The surgeries made Charley’s airway floppy and she always can’t cough up and clear mucous like most of the rest of us. So, she is more susceptible to colds and pneumonia and ear infections that often trigger her bouts of CVS, which was first diagnosed in June of 2017.
The vomiting can happen as frequently as every 5 to 15 minutes in episodes that can last as long as 10 days and are 2-3 weeks apart. Charley is left dehydrated and weak since she can’t keep any food down. Doctors have used several different kinds of feeding tubes to give her nourishment, settling on a MIC-KEY tube that gives access to her stomach and intestines through a port above her bellybutton.
“When she starts an episode, we do Pedialyte at a really high rate per hour, almost like an IV, and we do that really high, and try to keep her hydrated,” says Abbi, adding that it’s cut down on trips to the nearest children’s hospital, which is 45 minutes away, without traffic.
In addition to colds, anxiety also triggers Charley’s CVS. The National Organization of Rare Diseases notes that “researchers now believe that the primary organ affected is the brain and the symptoms of the disorder develop due to abnormalities in the normal interaction between the brain and the gut.” According to the Children’s Hospital of Wisconsin, most children outgrow the syndrome when they reach puberty but about 95 percent will be prone to migraine headaches as they grow older.
“All along, we kind of thought anxiety might be something we should look at, but at that time, I mean she's only two years old, and I guess it's kind of hard to figure out what anxiety really looks like at that age,” Abbi says. “But we knew she was always on the worrier side, like right before the condition started that June, she started to be a little bit more clingy and wouldn't talk to people or look at them without me having to force her to wave at somebody or say hello.”
Charley was eventually diagnosed with general anxiety disorder, as well. So, Abbi worries about noisy rooms and birthday parties, even family vacations – they took their first, to the beach, last summer -- that might make Charley uncomfortable.

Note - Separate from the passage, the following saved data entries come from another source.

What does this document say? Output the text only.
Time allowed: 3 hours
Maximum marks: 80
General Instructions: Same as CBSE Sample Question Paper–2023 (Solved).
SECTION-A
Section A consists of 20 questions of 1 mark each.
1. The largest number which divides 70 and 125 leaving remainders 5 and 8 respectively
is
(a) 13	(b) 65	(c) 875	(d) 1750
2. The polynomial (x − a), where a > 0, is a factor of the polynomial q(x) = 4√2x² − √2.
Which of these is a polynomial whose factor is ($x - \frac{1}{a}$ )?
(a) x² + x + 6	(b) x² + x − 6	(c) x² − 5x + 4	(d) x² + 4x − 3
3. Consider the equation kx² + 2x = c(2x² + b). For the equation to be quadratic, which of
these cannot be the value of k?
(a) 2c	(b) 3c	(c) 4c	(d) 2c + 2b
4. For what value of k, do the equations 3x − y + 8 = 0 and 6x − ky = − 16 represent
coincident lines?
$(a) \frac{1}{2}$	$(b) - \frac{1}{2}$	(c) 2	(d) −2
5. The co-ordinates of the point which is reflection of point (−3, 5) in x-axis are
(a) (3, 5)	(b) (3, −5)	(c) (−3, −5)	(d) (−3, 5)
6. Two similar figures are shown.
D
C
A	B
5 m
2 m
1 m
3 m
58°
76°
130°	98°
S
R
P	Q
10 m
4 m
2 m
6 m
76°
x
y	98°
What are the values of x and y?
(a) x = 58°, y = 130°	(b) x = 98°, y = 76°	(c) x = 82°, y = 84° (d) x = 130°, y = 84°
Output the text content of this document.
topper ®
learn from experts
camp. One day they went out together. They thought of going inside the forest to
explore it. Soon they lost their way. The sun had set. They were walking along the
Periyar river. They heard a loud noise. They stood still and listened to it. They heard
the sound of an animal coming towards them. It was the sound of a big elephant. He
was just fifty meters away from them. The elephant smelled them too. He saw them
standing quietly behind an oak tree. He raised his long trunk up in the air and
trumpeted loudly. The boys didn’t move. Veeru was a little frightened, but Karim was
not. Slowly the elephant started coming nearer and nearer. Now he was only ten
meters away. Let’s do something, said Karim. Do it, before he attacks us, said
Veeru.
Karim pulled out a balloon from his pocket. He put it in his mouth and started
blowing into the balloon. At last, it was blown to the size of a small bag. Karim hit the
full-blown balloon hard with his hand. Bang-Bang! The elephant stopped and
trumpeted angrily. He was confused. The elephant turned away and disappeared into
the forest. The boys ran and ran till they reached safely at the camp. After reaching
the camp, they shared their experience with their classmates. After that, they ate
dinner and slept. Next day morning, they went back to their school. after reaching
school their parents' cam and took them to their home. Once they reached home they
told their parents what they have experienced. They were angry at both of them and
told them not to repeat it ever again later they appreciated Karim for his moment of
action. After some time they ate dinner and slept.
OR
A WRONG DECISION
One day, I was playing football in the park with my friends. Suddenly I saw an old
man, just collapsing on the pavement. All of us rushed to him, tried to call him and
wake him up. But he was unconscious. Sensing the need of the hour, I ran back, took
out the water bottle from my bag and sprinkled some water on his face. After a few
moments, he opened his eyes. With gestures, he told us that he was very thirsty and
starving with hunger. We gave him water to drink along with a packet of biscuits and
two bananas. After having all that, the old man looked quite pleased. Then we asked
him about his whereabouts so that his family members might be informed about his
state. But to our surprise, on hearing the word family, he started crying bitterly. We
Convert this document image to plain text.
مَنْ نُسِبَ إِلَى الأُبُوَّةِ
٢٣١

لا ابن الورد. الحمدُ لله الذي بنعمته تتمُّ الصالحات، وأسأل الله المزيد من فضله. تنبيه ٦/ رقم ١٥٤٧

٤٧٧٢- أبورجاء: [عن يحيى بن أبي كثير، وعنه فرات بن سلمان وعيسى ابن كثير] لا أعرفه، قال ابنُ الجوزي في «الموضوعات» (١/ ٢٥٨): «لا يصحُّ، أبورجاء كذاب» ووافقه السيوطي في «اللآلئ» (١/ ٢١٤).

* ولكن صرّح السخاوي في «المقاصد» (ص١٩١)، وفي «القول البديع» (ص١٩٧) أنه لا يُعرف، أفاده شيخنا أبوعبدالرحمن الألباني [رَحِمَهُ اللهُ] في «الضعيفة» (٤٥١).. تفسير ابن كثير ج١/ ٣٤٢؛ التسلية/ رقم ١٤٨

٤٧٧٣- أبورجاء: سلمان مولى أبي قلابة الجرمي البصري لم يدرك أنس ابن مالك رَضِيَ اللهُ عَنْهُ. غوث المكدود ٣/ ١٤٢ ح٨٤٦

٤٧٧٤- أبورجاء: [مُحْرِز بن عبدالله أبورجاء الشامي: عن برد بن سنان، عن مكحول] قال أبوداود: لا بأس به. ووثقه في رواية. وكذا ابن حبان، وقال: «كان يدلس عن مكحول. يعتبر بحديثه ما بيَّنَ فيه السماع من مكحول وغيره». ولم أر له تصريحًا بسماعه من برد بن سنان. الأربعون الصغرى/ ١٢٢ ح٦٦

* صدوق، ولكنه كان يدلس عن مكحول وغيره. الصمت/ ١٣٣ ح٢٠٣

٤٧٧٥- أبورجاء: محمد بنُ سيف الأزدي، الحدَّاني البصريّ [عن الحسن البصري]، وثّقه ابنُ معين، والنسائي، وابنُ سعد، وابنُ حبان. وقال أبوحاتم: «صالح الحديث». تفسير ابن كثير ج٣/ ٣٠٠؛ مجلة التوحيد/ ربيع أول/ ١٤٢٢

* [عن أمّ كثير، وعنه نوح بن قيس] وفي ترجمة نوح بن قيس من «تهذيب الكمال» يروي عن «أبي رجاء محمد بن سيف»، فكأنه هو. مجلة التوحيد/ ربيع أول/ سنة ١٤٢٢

But the anti-anxiety medicine that she started in May of 2019 has gone a long way toward eliminating that trigger. Charley has gone as long as 11 weeks without an episode; right now, she’s two weeks clear.
So, does she know that Poston and company are playing for her and to raise awareness of CVS this week at Bay Hill? Maybe, maybe not. But her parents are hoping to get the word out, and perhaps raise a little money for the CVSAin the process.
“She hears us talk about J.T. and we obviously talk to her about golf all the time,” Bryant says. “... We showed her the ribbon and we told her that there was going to be some golfers helping her and helping out the situation. I don't think she quite understands what that means.
“But she knows that she's got friends and all that. When those guys come here and we get together, or I talk to them on the phone or I show her a picture, I'll say, ‘That's Daddy's friend that has helped you.’
“I think one day she'll understand it.”